Heart <- read.csv(url.ht, h=T)
summary(Heart)

# Preprocessing Data 
Heart <- Heart[, colnames(Heart)!="X"]
Heart[,"Sex"] <- factor(Heart[,"Sex"], 0:1, c("female", "male"))
Heart[,"Fbs"] <- factor(Heart[,"Fbs"], 0:1, c("false", "true"))
Heart[,"ExAng"] <- factor(Heart[,"ExAng"], 0:1, c("no", "yes"))
Heart[,"ChestPain"] <- as.factor(Heart[,"ChestPain"])
Heart[,"Thal"] <- as.factor(Heart[,"Thal"])
Heart[,"AHD"] <- as.factor(Heart[,"AHD"])
summary(Heart)
dim(Heart)
sum(is.na(Heart))
Heart <- na.omit(Heart)
dim(Heart)
summary(Heart)

# Train model 
## Logistic Regression
# Add dummy variable to original matrix x wihtout intercept 
x <- model.matrix(AHD ~., Heart)[,-1]
y <- Heart$AHD

# Train model 
g1 <- glmnet(x, y, family="binomial")

# Comparison lambda - coefficient, l1-norm - coefficient 
par(mfrow=c(1,2))
plot(g1, "lambda", label=TRUE)
plot(g1, "norm", label=TRUE)
df <- cbind(g1$lambda, g1$df)
colnames(df) <- c("lambda", "nonzero")
rownames(df) <- colnames(g1$beta)
df

 

 

  • If lambda decreases, the number of active coefficients increase.
  • If l1-norm increase(lambda decrease), the number of active coefficeints increase.

 

# Make evaluation : 10 folds 
set.seed(1234) 
K <- 10 
n <- length(y) 
fold <- sample(rep(1:K, length.out=n)) 
lam <- g1$lambda 
MSE <- matrix(0, n, length(lam)) 
for (i in 1:K) {
  test <- fold==i
  tran <- fold!=i 
  g <- glmnet(x[tran, ], y[tran], family="binomial", lambda=lam)
  prob <- predict(g, x[test, ], s=lam, type="response")
  yval <- y[test]=="Yes"
  MSE[test, ] <- -2*(yval*log(prob) + (1-yval)*log(1-prob))
}
CVE <- apply(MSE, 2, mean)

# Visualize CVE metrics 
par(mfrow=c(1,1))
plot(log(lam), CVE, type="b", xlab="log lambda", ylab="CV errors")
abline(v=log(lam)[which.min(CVE)], col="red", lty=2)
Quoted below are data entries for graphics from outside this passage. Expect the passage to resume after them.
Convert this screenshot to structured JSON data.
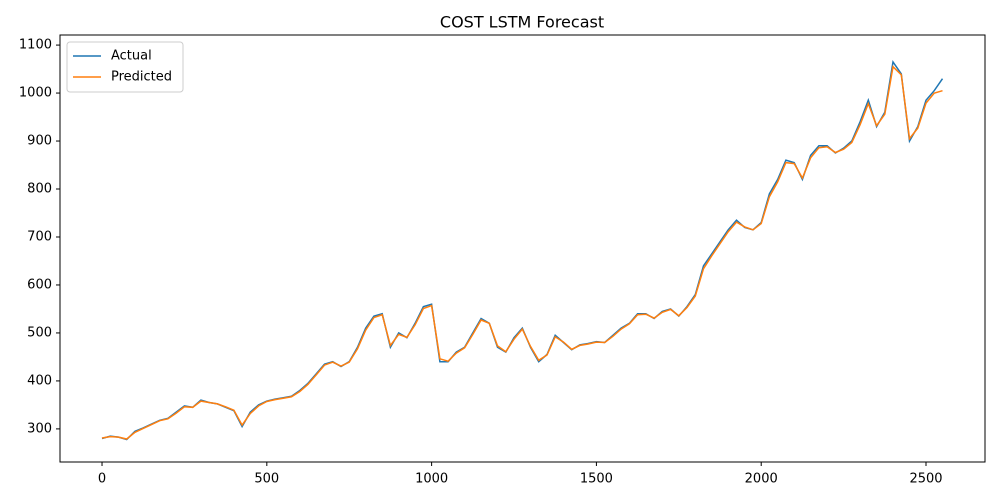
{
  "chart_data": {
    "type": "line",
    "title": "COST LSTM Forecast",
    "x": [
      0,
      25,
      50,
      75,
      100,
      125,
      150,
      175,
      200,
      225,
      250,
      275,
      300,
      325,
      350,
      375,
      400,
      425,
      450,
      475,
      500,
      525,
      550,
      575,
      600,
      625,
      650,
      675,
      700,
      725,
      750,
      775,
      800,
      825,
      850,
      875,
      900,
      925,
      950,
      975,
      1000,
      1025,
      1050,
      1075,
      1100,
      1125,
      1150,
      1175,
      1200,
      1225,
      1250,
      1275,
      1300,
      1325,
      1350,
      1375,
      1400,
      1425,
      1450,
      1475,
      1500,
      1525,
      1550,
      1575,
      1600,
      1625,
      1650,
      1675,
      1700,
      1725,
      1750,
      1775,
      1800,
      1825,
      1850,
      1875,
      1900,
      1925,
      1950,
      1975,
      2000,
      2025,
      2050,
      2075,
      2100,
      2125,
      2150,
      2175,
      2200,
      2225,
      2250,
      2275,
      2300,
      2325,
      2350,
      2375,
      2400,
      2425,
      2450,
      2475,
      2500,
      2525,
      2550
    ],
    "series": [
      {
        "name": "Actual",
        "color": "#1f77b4",
        "values": [
          280,
          285,
          283,
          278,
          295,
          302,
          310,
          318,
          322,
          335,
          348,
          345,
          360,
          355,
          352,
          345,
          338,
          305,
          335,
          350,
          358,
          362,
          365,
          368,
          380,
          395,
          415,
          435,
          440,
          430,
          440,
          470,
          510,
          535,
          540,
          470,
          500,
          490,
          520,
          555,
          560,
          440,
          440,
          460,
          470,
          500,
          530,
          520,
          470,
          460,
          490,
          510,
          470,
          440,
          455,
          495,
          480,
          465,
          475,
          478,
          482,
          480,
          495,
          510,
          520,
          540,
          540,
          530,
          545,
          550,
          535,
          555,
          580,
          640,
          665,
          690,
          715,
          735,
          720,
          715,
          730,
          790,
          820,
          860,
          855,
          820,
          870,
          890,
          890,
          875,
          885,
          900,
          940,
          985,
          930,
          960,
          1065,
          1040,
          900,
          930,
          985,
          1005,
          1030
        ]
      },
      {
        "name": "Predicted",
        "color": "#ff7f0e",
        "values": [
          281,
          284,
          283,
          279,
          293,
          301,
          309,
          317,
          321,
          333,
          346,
          345,
          358,
          355,
          352,
          346,
          339,
          308,
          332,
          348,
          357,
          361,
          364,
          367,
          378,
          393,
          413,
          433,
          439,
          431,
          439,
          467,
          506,
          532,
          538,
          474,
          497,
          491,
          517,
          551,
          557,
          446,
          441,
          458,
          469,
          497,
          527,
          520,
          473,
          461,
          487,
          508,
          472,
          443,
          454,
          492,
          481,
          466,
          474,
          477,
          481,
          480,
          493,
          508,
          519,
          538,
          539,
          531,
          543,
          549,
          536,
          553,
          577,
          634,
          661,
          686,
          711,
          731,
          721,
          715,
          728,
          784,
          815,
          855,
          853,
          823,
          865,
          886,
          888,
          876,
          883,
          897,
          934,
          978,
          932,
          956,
          1055,
          1038,
          905,
          927,
          979,
          1000,
          1005
        ]
      }
    ],
    "xlim": [
      -127.5,
      2679
    ],
    "ylim": [
      231,
      1121
    ],
    "xticks": [
      0,
      500,
      1000,
      1500,
      2000,
      2500
    ],
    "yticks": [
      300,
      400,
      500,
      600,
      700,
      800,
      900,
      1000,
      1100
    ],
    "legend": "upper left"
  }
}
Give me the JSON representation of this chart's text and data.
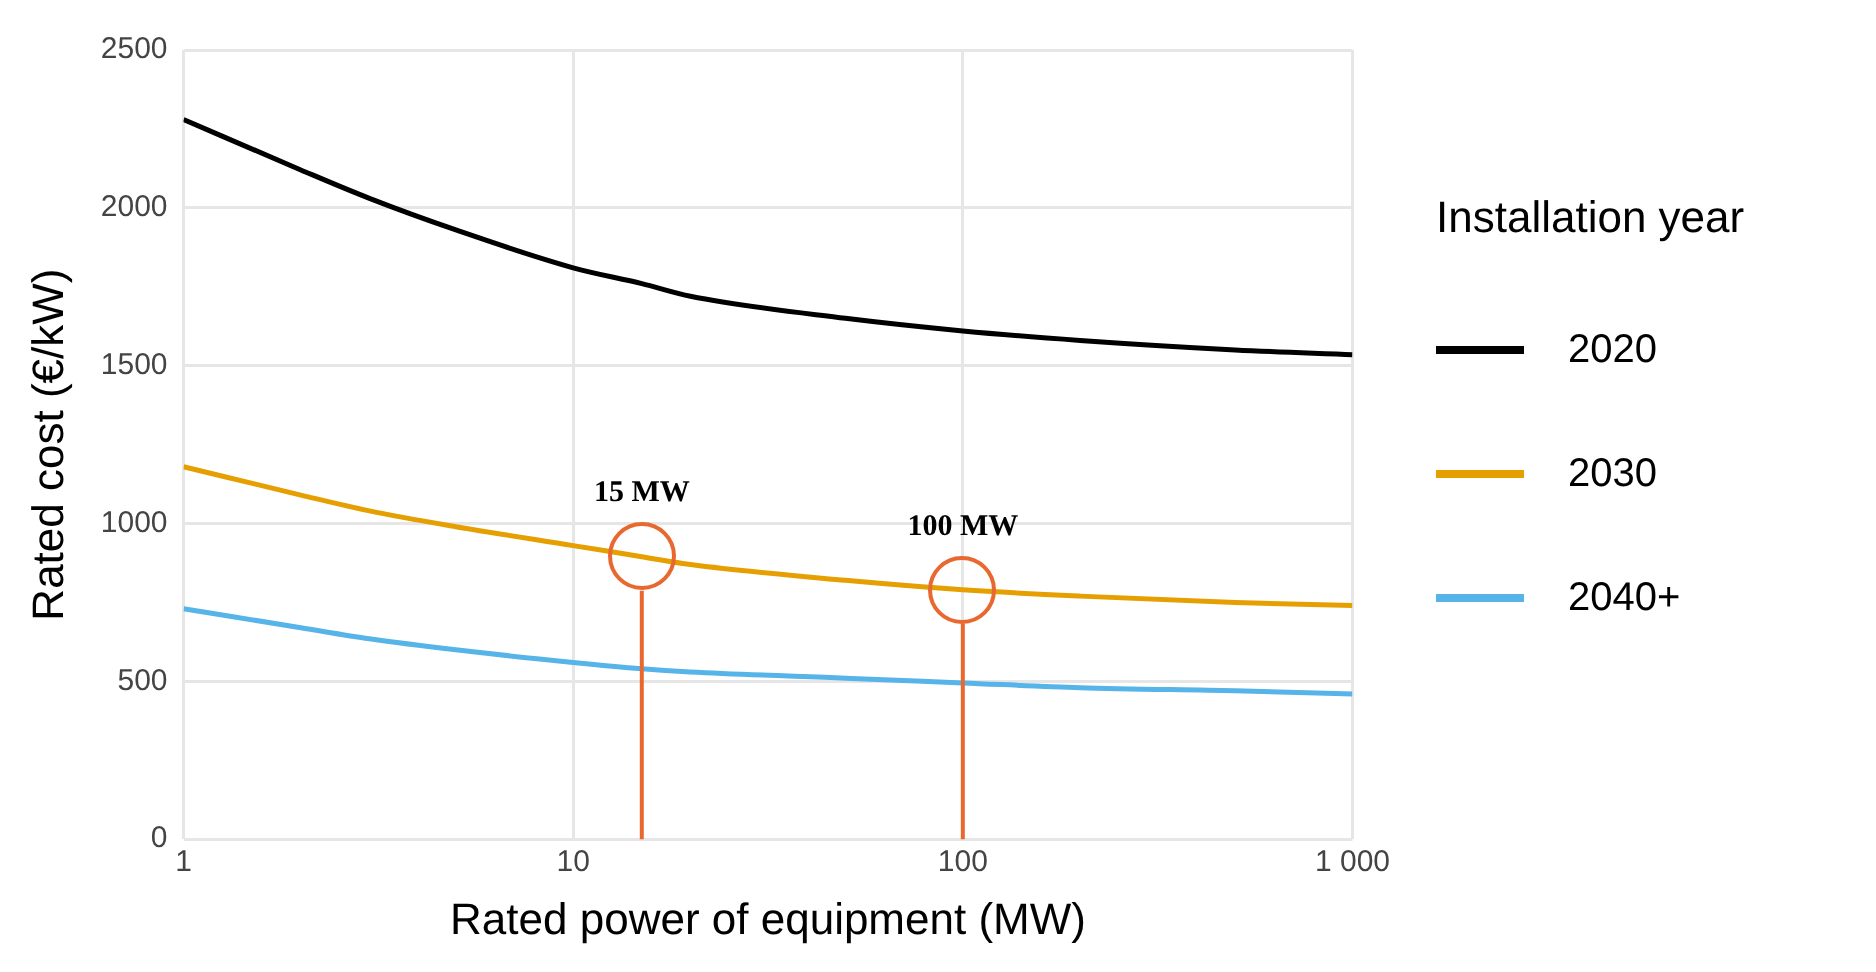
{
  "chart_data": {
    "type": "line",
    "xlabel": "Rated power of equipment (MW)",
    "ylabel": "Rated cost (€/kW)",
    "legend_title": "Installation year",
    "log": "x",
    "xlim": [
      1,
      1000
    ],
    "xticks": [
      1,
      10,
      100,
      {
        "value": 1000,
        "label": "1 000"
      }
    ],
    "ylim": [
      0,
      2500
    ],
    "yticks": [
      0,
      500,
      1000,
      1500,
      2000,
      2500
    ],
    "grid": true,
    "legend": "right",
    "marker": "none",
    "x": [
      1,
      2,
      3,
      5,
      10,
      15,
      20,
      50,
      100,
      200,
      500,
      1000
    ],
    "series": [
      {
        "name": "2020",
        "color": "#000000",
        "values": [
          2280,
          2120,
          2030,
          1930,
          1810,
          1760,
          1720,
          1650,
          1610,
          1580,
          1550,
          1535
        ]
      },
      {
        "name": "2030",
        "color": "#e69f00",
        "values": [
          1180,
          1090,
          1040,
          990,
          930,
          895,
          870,
          820,
          790,
          770,
          750,
          740
        ]
      },
      {
        "name": "2040+",
        "color": "#56b4e9",
        "values": [
          730,
          670,
          635,
          600,
          560,
          540,
          530,
          510,
          495,
          480,
          470,
          460
        ]
      }
    ],
    "ref_lines": [
      {
        "axis": "x",
        "value": 15,
        "color": "#e8682f"
      },
      {
        "axis": "x",
        "value": 100,
        "color": "#e8682f"
      }
    ],
    "annotations": [
      {
        "text": "15 MW",
        "x": 15,
        "y": 895
      },
      {
        "text": "100 MW",
        "x": 100,
        "y": 790
      }
    ]
  }
}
# Make final model : With full training set 
lam[which.min(CVE)]
coef(g, s=lam[which.min(CVE)])
g1 <- glmnet(x, y, family="binomial", lambda=lam[which.min(CVE)])
coef(g1)

 

 

  • K-fold without using cv.glmnet.
  • MSE has been used for model evaluation metrics.
  • model.matrix function convert original data into categorical encoded columns and intercepts.
  • To apply this metrx to glmnet, we need to input matrix without intercept.(beacuse inner argument of intercept is True).
  • However, if we calculate prediction from the result of coef function, then we need to multiply with matrix with intercept.

 

3. [Ex] Heart Data with automatic CV

set.seed(123)
par(mfrow=c(1,3))
# Error metric : Deviance 
# foldID shows the restricted fold -> don't need to use nfolds parameters
gcv1 <- cv.glmnet(x, y, family="binomial", lambda=lam,
nfolds=5, type.measure="deviance")
plot(gcv1)

# Error metric : Classification error 
gcv2 <- cv.glmnet(x, y, family="binomial", lambda=lam,
nfolds=5, type.measure="class")
plot(gcv2)

# Error metric : ROC-AUC score
gcv3 <- cv.glmnet(x, y, family="binomial", lambda=lam,
nfolds=5, type.measure="auc")
plot(gcv3)

c(gcv1$lambda.min, gcv1$lambda.1se)
c(gcv2$lambda.min, gcv2$lambda.1se)
c(gcv3$lambda.min, gcv3$lambda.1se)
g0 <- glmnet(x, y, family="binomial", lambda=lam)
coef(g0, s=c(gcv1$lambda.min, gcv2$lambda.min, gcv3$lambda.min))
coef(g0, s=c(gcv1$lambda.1se, gcv2$lambda.1se, gcv3$lambda.1se))

 

 

  • Three plots are written based on one-standard error.
  • The left vertical line is the value of gcvl$lambda.min.
  • The right vertical line is the value of gcvl$labmda.1se.